Statewide Networks Evolving to Meet Health-Related Social Needs
As the pandemic worsens, access to basic needs such as food, health care, and housing are strained more than ever. In response, health systems, community-based organizations and government entities are partnering to create statewide efforts to improve community health and social care and to track data statewide.
For example, Unite Louisiana uses the Unite Us technology platform to connect clinicians and social service providers to serve the health and social needs within communities and parishes statewide. Established in partnership with the Louisiana Association of United Ways and Louisiana 211, Unite Louisiana is currently in 14 parishes and growing. Since April 1, the network has grown by 70 percent. Unite Louisiana now extends into New Orleans, Baton Rouge and Shreveport with recently announced partnerships with CVS Health, Humana, and Ochsner Health. The Unite Louisiana network is also supported by Aetna Better Health of Louisiana and Louisiana Healthcare Connections.
Care managers at Aetna Better Health of Louisiana are using the platform to connect their Medicaid and Dual-eligible Special Needs Plan (DSNP) members with social services.
The Commonwealth of Pennsylvania has required patient-centered medical homes in its Medicaid managed care organizations to screen patients for social determinants. David Kelley, M.D., chief medical officer for the Pennsylvania Department of Human Services Office of Medical Assistance Programs, said the state is working on a request for proposals to get a statewide system set up to refer patients to community-based organizations and to track the data in a common system at the state level.
The State of Oregon has created a statewide advisory group to develop a community information exchange at the state level. “A year ago, we begin to think about how to aggregate social and medical data — not to pick a platform or tool but to develop a roadmap of how to build this,” said Carly Hood-Ronick, M.P.A., M.P.H., director of CCO Strategy and Health Equity for the Oregon Primary Care Association. At the local level, she noted, there has been an explosion in the use of Social Services Resource Locator programs such as Aunt Bertha and Unite Us.
Expanding on pilots in Utah
Meanwhile, in Utah, several health systems have come together to extend work that Intermountain Healthcare piloted over the past two years in Ogden and St. George to drive better health outcomes by streamlining access to critical social services, and then removing barriers in areas such as housing, education, transportation, and jobs.

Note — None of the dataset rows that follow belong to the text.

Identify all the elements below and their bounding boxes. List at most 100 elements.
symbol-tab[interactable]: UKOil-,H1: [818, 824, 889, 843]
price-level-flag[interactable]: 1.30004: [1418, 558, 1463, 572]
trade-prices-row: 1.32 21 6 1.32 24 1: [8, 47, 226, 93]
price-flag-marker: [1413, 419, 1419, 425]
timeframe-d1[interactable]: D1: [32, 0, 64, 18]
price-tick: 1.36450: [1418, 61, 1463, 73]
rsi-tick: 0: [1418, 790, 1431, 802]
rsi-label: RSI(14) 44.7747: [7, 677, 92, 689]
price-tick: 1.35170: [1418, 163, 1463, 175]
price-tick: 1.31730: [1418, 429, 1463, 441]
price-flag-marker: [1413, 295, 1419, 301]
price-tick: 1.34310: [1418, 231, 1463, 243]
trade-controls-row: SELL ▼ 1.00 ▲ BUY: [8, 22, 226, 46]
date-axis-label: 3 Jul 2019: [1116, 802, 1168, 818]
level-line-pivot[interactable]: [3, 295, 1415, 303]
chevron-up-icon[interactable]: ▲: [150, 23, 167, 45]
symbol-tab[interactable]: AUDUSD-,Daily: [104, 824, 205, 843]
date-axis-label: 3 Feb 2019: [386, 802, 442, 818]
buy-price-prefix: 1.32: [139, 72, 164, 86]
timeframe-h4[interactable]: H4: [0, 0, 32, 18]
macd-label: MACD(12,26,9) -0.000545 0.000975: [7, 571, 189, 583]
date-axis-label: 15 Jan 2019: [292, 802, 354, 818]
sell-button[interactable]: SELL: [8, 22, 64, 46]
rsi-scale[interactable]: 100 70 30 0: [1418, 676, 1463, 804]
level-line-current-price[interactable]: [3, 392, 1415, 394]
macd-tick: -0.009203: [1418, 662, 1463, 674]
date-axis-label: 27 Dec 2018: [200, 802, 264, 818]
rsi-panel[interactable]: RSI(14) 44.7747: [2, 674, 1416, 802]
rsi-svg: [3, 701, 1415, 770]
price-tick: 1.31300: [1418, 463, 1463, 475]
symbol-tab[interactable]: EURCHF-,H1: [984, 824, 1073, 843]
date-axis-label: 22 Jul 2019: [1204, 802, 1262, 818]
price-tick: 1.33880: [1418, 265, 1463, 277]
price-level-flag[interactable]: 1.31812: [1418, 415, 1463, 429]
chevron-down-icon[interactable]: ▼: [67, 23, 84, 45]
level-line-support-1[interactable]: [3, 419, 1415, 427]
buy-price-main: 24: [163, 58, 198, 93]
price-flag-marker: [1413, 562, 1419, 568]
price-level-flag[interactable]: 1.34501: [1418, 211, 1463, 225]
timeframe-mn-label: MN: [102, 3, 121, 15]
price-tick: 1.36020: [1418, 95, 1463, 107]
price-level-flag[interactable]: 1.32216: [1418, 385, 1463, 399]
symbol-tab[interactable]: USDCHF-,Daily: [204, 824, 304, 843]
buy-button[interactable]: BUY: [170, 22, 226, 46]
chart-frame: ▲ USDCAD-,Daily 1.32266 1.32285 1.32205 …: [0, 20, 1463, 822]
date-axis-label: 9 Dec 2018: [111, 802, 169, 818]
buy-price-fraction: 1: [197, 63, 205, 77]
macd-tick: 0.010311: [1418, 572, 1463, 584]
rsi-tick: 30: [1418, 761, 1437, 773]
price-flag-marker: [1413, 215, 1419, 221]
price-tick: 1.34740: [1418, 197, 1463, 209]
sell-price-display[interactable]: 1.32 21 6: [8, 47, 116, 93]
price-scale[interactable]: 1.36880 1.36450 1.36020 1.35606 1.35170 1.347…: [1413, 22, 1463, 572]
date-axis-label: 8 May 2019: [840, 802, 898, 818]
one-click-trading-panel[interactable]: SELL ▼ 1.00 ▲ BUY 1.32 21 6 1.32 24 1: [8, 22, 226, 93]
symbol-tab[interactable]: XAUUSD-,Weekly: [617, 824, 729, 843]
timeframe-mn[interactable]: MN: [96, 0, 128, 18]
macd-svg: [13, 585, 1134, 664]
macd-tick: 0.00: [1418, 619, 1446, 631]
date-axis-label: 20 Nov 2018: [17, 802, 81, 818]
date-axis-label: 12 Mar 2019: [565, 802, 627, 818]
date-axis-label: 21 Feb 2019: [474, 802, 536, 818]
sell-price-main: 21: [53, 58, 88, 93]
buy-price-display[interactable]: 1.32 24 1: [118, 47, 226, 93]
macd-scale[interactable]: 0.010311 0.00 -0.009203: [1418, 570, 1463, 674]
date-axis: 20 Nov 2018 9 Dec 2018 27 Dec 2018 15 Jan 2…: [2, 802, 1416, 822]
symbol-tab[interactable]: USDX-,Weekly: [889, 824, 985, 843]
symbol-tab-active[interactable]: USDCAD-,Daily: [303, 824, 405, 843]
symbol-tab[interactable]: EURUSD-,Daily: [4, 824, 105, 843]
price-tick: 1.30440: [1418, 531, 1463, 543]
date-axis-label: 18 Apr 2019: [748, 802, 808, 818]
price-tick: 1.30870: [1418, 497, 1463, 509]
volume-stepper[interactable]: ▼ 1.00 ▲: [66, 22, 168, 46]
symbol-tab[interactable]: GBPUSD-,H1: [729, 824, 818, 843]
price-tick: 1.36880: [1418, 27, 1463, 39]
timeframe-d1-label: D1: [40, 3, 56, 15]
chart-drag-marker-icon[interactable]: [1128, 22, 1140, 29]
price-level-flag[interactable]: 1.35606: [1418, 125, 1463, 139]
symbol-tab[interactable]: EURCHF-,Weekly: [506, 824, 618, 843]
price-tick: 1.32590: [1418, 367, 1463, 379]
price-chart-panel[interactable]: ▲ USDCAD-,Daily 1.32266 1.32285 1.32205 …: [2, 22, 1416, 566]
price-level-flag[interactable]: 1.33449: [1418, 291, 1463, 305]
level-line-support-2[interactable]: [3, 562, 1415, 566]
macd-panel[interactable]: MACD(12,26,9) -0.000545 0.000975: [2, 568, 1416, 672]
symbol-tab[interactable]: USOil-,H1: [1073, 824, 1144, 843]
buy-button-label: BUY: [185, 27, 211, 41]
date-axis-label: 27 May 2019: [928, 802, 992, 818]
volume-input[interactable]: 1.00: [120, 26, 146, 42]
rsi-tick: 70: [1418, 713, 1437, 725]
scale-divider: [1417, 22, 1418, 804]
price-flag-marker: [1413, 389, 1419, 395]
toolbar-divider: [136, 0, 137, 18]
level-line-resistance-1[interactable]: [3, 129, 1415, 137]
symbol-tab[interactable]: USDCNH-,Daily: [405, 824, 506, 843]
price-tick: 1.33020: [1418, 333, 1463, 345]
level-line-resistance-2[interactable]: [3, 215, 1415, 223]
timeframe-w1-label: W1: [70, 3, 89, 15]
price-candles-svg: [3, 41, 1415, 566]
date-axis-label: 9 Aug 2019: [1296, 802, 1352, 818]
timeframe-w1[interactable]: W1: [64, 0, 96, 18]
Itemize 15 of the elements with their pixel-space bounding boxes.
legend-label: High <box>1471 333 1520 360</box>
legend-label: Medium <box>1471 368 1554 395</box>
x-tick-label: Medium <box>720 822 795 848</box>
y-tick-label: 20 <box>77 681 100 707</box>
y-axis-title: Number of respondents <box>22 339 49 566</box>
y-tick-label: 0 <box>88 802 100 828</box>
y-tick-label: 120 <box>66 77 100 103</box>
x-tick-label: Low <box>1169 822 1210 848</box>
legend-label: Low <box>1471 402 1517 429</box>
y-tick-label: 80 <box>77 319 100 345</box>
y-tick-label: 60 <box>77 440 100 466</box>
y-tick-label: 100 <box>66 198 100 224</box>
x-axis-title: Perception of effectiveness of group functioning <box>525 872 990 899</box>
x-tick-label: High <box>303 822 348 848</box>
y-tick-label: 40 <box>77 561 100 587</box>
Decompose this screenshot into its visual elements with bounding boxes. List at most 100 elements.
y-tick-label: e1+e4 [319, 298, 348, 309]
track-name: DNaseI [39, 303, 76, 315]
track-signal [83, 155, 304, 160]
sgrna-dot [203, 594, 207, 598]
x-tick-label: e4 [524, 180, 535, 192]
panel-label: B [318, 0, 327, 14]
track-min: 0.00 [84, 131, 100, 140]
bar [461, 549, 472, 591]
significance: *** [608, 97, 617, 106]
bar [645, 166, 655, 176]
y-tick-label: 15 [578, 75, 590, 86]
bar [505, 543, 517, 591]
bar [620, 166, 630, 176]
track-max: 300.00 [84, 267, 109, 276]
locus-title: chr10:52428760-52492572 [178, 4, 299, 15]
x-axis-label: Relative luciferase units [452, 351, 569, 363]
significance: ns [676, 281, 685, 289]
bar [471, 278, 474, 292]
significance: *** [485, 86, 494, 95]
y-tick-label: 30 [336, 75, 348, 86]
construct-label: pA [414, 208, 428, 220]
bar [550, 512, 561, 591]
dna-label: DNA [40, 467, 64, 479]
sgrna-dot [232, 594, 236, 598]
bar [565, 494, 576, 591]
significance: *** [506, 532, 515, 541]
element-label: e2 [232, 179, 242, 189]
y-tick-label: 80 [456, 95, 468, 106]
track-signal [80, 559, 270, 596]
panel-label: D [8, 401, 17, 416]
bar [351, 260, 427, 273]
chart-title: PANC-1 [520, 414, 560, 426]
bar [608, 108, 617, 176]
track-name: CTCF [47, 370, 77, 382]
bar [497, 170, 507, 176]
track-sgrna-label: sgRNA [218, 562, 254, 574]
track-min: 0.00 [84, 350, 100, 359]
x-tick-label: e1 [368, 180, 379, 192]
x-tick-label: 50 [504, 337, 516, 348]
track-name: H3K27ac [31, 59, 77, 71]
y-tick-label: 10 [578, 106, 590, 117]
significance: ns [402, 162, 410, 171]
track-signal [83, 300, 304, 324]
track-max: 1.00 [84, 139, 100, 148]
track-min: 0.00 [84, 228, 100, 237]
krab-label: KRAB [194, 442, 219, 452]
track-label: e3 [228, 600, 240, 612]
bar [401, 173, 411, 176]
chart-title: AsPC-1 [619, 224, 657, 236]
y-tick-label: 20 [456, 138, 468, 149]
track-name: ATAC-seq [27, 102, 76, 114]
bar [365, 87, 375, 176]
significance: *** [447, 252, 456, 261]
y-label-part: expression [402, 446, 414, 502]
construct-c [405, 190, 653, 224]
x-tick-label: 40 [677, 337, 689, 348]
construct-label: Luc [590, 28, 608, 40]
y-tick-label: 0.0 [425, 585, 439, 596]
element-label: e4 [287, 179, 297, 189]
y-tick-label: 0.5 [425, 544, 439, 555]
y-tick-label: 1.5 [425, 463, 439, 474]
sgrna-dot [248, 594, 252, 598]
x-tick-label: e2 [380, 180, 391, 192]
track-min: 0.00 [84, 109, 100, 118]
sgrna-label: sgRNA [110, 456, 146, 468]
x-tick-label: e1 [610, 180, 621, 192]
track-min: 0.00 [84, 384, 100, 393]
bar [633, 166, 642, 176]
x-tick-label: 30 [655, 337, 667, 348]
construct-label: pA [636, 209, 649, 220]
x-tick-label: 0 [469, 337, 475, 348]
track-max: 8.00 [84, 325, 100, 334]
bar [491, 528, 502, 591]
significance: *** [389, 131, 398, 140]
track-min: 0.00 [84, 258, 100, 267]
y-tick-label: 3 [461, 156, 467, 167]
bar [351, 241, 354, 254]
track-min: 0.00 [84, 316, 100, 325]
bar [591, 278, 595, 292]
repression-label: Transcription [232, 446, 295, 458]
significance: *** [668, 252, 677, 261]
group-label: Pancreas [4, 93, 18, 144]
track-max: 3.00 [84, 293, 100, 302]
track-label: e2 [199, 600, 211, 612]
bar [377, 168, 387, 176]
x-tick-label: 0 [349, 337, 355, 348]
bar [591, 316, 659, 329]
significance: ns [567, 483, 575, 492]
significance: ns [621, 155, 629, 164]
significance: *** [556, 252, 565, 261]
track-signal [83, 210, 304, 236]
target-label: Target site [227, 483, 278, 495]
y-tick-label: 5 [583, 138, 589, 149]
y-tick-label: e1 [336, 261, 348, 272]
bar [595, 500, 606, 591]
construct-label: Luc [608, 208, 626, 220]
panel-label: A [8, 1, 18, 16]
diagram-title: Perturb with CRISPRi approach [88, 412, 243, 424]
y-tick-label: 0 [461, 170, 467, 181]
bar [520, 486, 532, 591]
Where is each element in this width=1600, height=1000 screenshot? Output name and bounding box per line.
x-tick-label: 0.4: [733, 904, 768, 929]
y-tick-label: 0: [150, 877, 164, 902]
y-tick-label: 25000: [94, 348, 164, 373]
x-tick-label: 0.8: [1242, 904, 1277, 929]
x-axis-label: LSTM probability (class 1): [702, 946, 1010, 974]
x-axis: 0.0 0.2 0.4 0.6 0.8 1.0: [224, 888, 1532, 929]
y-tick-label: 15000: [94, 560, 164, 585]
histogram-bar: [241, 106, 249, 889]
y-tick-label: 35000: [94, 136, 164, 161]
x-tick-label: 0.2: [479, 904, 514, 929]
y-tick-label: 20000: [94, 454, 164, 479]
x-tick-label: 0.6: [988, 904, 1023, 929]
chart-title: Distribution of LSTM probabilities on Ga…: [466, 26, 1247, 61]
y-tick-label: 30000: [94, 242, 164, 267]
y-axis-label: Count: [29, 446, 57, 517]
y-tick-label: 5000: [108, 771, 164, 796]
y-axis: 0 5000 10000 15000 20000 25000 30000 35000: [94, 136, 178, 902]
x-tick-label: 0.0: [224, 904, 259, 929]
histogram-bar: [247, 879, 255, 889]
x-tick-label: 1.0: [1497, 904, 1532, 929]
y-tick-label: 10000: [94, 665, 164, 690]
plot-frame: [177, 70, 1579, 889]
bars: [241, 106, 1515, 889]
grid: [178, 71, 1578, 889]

The new partnership, supported by a $5 million commitment made from Intermountain in 2019, brings together state health systems and partners including Select Health, HCA MountainStar, Molina Healthcare, University of Utah Health, the University of Utah Health Plans, Steward Health Care, Health Choice, the Utah Hospital Association, the Association for Utah Community Health, Get Healthy Utah, the Utah Department of Health, the Utah Health Information Network (UHIN), the Governor’s Office of Management and Budget, and Cambia Health Foundation.
“Prior to the pandemic, we recognized that poor health outcomes are not merely the result of individuals’ behaviors,” said Marc Harrison, president and CEO of Intermountain, in a statement. “They result from unrealized factors such as uneven economic opportunity or inequitable education and healthcare systems, and they create conditions that limit individuals’ choices. COVID-19 has merely served as a spotlight on the need for more equitable solutions that address the social needs of individuals and communities at large.”
United Way of Salt Lake (UWSL) has been building partnerships dedicated to transforming the systems that keep children and families from achieving their potential through health, financial stability, and education. By bringing together Utah’s leading health systems, community partners, and stakeholders across multiple sectors, UWSL and the Promise Partnership of Salt Lake will develop scalable solutions for addressing social determinants of health and establish an integrated plan for accelerated and equitable outcomes throughout its communities.
In 2019, Gene Smith, community health director at Intermountain, told Healthcare Innovation that one goal was to be able to have an electronic process to connect providers, while being able to follow patients longitudinally. “We wanted to be able to do that on the social services side. We were looking for a vendor that had the capability to collect the proper consent from individuals to share their information with partners and to follow the referral from start to finish, to help us measure outcomes,” he said. “We looked at about a dozen vendors, and a number focused on creating a resource directory. That wasn’t what was important to us.”
Intermountain also chose to work with Unite Us. “The software is great and nice to have,” Smith said, “but the real value was building a coordinated network of providers where you could share information about an individual and have user roles and security protections in place to protect sensitive data such as behavioral health and domestic violence information. We started out thinking about data sharing and software-related things and quickly learned that was a commodity across the applications. We were looking for someone who knew how to stand up a coordinated network of partners. Where Unite Us was strong was in showing a demonstrated ability to help organizations create partner networks and having a solid consent-gathering process.”
One lesson in this process, Smith said, “is that while we have been focused on external partners, we realized that our internal partners, our care management teams, our medical assistants, our ED managers, clinic managers, are very much a part of the network and have work flows to design. We need to spend as much time with them as with our external partners.”